Inside the minds of school-aged kids...



Ask them about their worries or concerns. This type of questioning is a great way to get kids talking. Phrasing such as "I wonder if you have any worries or concerns about anything?" If they seem confused, it often helps to clarify that question such as "You know, worries or concerns. Like this week, I am worried about whether I am going to be able to get everything I need to get done before the party at our house on Friday." You can ask the question according to location, e.g., "I wonder if there is anything that worries or concerns you at school" or "at home" or "during baseball practice," etc. Kids carry worries and concerns just as we do.

Be a good listener. We often want to go into "fix it" mode or solve the problem for them which often falls on deaf ears. Imagine telling a co-worker about a really concerning question and they go right into "Well, all you have to do is..." Chances are you are going to feel that they don't get you or understand what you are feeling. The key to being a good listener is to be empathetic. If your child says they are being left out of games at recess, follow up with an empathetic statement, e.g., "That must make you feel lonely?" When kids realize that we "get them," they are going to be more willing to share those worries and concerns and to consider any suggestions we might have for them on how to handle the situation. Of course this works with grown ups too. One of my favorite sayings is "People don't care what you know until they know that you care."

On that last point, ask permission to share advice. Nobody likes feeling lectured, especially our kids. If you have some advice to share, ask them if they want to hear it first. Nine times out of ten, they will say "yes." By asking permission, you are letting them know that you want to help but respect their right to solve the problem on their own.

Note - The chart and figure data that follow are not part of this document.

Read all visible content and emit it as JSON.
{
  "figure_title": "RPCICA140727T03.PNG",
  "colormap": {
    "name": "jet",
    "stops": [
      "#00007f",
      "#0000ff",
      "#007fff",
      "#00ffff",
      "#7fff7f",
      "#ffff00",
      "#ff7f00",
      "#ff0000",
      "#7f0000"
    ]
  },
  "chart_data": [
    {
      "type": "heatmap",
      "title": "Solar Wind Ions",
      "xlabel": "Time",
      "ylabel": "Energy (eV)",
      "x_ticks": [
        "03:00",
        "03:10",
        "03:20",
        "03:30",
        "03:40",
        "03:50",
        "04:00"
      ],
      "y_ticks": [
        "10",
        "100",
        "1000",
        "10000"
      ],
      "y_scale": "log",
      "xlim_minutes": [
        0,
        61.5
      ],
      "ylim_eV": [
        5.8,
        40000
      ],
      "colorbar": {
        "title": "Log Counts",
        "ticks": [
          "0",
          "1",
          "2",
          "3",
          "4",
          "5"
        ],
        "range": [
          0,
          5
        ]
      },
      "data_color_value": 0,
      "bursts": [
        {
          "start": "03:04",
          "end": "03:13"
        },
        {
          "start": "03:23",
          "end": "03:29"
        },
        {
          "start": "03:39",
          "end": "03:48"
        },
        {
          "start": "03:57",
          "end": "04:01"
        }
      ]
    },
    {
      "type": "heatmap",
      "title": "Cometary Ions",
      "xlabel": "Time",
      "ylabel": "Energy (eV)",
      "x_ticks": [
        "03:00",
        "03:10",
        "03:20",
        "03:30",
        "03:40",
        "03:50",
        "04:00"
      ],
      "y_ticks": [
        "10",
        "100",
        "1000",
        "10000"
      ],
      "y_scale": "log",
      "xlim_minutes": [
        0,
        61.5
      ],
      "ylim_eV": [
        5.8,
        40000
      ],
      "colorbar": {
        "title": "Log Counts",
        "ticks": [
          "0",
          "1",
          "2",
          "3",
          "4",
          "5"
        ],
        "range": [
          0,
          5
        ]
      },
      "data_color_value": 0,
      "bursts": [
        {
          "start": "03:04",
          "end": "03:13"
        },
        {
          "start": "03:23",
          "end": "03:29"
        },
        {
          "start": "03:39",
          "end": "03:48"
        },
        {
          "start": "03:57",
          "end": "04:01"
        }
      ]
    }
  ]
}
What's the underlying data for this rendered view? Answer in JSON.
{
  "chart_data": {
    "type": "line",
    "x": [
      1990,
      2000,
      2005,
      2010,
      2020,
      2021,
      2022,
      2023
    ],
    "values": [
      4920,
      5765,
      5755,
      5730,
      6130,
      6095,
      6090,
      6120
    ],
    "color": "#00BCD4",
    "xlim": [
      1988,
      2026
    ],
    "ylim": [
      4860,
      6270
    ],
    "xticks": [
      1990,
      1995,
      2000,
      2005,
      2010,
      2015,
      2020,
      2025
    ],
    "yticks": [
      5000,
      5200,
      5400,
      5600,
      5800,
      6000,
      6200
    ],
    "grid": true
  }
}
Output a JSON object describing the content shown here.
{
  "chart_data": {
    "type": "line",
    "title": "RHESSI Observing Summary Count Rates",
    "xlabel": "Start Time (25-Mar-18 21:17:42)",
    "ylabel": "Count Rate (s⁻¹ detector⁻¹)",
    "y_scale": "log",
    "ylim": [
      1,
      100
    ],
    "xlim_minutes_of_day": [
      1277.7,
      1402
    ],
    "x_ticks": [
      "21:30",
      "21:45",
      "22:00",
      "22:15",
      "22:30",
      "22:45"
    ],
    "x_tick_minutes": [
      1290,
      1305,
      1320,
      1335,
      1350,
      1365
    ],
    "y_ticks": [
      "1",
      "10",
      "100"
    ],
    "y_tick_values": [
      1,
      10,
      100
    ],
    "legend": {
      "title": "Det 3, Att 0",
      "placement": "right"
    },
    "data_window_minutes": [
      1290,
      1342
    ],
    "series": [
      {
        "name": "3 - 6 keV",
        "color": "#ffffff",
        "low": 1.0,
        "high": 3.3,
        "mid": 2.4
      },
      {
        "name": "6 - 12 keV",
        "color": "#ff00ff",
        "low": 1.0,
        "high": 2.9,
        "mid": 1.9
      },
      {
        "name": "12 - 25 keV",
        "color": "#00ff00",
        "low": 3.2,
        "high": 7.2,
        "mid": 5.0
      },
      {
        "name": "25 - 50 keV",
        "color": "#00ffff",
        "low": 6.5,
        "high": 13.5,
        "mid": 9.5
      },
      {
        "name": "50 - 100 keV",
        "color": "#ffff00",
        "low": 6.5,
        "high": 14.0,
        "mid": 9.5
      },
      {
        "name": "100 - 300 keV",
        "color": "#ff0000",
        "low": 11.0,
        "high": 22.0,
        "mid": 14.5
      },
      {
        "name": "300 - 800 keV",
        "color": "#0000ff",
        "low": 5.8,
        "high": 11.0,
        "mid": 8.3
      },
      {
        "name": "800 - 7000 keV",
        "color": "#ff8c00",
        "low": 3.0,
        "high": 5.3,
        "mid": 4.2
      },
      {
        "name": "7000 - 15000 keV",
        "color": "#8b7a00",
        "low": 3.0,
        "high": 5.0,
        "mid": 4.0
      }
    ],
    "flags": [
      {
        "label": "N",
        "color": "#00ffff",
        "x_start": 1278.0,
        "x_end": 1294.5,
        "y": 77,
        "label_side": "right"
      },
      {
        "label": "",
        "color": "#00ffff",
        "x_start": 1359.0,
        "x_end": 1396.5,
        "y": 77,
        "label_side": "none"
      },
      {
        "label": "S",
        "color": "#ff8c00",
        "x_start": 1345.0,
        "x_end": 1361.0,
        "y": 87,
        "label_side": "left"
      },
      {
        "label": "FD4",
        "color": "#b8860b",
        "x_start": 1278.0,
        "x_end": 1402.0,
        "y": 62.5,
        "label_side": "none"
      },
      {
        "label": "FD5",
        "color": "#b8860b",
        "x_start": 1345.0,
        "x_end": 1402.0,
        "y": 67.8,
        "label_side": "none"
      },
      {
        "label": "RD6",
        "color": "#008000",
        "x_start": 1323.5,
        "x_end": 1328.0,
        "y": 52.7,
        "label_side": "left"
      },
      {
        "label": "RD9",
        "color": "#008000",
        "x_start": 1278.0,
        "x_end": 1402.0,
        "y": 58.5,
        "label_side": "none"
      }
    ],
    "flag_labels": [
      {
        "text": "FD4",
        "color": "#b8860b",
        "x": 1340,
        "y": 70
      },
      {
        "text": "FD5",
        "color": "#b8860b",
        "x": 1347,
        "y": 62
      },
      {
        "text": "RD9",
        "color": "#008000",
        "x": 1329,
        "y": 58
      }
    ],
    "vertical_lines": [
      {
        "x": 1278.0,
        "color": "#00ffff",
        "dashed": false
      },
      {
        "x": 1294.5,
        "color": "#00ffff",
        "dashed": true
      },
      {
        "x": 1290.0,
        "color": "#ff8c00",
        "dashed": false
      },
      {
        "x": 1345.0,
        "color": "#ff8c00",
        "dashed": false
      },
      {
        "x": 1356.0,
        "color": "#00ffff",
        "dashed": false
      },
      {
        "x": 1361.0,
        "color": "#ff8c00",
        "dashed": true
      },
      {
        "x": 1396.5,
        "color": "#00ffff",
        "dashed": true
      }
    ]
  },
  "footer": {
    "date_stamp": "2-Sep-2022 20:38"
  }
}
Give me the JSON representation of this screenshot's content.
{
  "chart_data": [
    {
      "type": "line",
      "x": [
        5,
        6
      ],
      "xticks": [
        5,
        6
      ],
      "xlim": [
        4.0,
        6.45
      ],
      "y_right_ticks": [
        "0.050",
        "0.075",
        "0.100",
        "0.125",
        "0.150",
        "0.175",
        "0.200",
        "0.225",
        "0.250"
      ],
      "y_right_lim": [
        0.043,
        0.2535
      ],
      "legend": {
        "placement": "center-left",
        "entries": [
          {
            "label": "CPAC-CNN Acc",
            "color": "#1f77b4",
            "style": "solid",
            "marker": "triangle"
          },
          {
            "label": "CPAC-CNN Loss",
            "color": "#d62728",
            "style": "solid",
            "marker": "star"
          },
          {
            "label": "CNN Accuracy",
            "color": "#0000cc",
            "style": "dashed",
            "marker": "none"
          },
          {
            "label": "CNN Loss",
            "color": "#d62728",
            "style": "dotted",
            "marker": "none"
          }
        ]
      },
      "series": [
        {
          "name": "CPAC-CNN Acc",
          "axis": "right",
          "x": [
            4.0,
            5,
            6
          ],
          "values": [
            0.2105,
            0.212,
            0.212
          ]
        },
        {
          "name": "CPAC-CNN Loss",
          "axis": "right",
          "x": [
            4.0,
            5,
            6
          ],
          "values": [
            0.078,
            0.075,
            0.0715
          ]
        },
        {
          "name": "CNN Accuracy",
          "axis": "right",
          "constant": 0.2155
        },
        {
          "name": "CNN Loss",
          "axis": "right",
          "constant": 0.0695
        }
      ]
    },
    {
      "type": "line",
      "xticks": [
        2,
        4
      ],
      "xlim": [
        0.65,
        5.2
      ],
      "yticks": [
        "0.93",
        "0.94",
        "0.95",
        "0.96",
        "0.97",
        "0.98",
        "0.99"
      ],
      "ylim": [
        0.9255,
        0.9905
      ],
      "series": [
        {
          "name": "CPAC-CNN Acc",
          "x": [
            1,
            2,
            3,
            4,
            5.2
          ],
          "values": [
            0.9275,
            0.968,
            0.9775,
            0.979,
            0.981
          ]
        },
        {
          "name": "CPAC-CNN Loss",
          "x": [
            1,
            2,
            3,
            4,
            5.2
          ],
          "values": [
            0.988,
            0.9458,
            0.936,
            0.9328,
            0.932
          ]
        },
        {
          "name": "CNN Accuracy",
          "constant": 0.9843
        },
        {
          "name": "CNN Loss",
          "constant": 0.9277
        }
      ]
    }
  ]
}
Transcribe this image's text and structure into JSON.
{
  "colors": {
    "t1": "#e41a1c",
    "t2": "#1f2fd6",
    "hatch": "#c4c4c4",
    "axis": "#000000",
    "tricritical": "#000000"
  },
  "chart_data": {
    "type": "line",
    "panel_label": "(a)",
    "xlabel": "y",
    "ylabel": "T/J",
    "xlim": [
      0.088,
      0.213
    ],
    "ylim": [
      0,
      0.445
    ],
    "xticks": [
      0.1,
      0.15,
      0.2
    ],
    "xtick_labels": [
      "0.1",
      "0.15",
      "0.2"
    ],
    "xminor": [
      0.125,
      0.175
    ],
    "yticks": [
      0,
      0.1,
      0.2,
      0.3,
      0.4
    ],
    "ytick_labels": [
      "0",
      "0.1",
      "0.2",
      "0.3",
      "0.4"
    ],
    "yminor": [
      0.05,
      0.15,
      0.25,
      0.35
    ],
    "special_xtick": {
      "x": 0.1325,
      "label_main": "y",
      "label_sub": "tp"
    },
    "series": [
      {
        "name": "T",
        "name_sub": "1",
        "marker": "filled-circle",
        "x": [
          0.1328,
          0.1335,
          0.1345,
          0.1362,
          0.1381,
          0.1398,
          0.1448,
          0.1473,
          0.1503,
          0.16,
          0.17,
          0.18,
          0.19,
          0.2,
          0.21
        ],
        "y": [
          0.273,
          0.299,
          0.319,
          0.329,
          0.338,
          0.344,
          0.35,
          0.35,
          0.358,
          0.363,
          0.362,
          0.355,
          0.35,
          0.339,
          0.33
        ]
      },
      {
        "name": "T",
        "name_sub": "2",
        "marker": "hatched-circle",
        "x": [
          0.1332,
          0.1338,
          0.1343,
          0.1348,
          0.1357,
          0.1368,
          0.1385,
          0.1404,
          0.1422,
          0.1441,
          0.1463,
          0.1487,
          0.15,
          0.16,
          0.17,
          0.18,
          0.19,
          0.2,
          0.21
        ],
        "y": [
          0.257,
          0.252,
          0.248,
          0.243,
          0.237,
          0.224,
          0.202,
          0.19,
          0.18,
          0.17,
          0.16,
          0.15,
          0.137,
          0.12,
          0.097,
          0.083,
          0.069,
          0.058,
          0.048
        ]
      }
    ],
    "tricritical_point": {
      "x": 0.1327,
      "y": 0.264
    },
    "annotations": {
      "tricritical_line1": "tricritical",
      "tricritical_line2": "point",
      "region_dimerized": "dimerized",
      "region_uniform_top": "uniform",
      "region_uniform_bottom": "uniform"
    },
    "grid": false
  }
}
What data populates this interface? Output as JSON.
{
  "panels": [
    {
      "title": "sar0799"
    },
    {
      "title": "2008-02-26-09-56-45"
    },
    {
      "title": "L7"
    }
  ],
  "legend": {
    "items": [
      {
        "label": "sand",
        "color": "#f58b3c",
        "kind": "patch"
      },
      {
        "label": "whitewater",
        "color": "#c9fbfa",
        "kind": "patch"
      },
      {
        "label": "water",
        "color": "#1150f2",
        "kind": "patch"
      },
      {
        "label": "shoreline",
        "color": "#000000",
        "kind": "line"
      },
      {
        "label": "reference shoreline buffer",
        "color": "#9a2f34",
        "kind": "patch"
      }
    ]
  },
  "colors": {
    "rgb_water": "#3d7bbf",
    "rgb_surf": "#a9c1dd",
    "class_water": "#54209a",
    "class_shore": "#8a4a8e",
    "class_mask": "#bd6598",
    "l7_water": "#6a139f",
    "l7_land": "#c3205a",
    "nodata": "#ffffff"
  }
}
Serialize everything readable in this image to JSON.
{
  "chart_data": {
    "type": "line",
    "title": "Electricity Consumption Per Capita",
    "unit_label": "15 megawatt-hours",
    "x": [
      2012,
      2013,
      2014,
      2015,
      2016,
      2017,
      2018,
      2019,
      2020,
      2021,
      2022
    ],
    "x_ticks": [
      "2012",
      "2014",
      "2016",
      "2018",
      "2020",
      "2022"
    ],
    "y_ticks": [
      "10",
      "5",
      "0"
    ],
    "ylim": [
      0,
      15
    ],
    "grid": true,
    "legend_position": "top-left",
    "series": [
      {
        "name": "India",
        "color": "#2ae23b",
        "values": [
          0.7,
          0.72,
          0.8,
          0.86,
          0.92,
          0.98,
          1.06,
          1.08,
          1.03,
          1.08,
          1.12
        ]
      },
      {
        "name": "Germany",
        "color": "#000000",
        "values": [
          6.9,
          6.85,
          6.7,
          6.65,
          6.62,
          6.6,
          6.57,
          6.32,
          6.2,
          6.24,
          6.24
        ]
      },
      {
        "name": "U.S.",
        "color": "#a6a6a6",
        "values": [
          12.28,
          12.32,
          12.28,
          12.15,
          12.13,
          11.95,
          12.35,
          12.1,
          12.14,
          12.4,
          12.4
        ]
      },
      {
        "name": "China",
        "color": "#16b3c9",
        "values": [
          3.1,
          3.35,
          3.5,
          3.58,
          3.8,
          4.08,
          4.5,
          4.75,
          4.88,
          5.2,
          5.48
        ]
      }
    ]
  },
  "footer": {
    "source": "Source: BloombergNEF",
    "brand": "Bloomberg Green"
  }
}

Keep in mind that as parents, kids often don't get that we had the same experiences in school. When we try to share the "when I was a kid" stories, they often shut down. Despite this, your childhood experiences can be helpful especially if you share the stories with a twist. For example, instead of using "when I was a kid" make it about "I once new a kid who..." Sometimes it is easier for our children to envision other kids having similar experiences versus their parents who they see as invincible.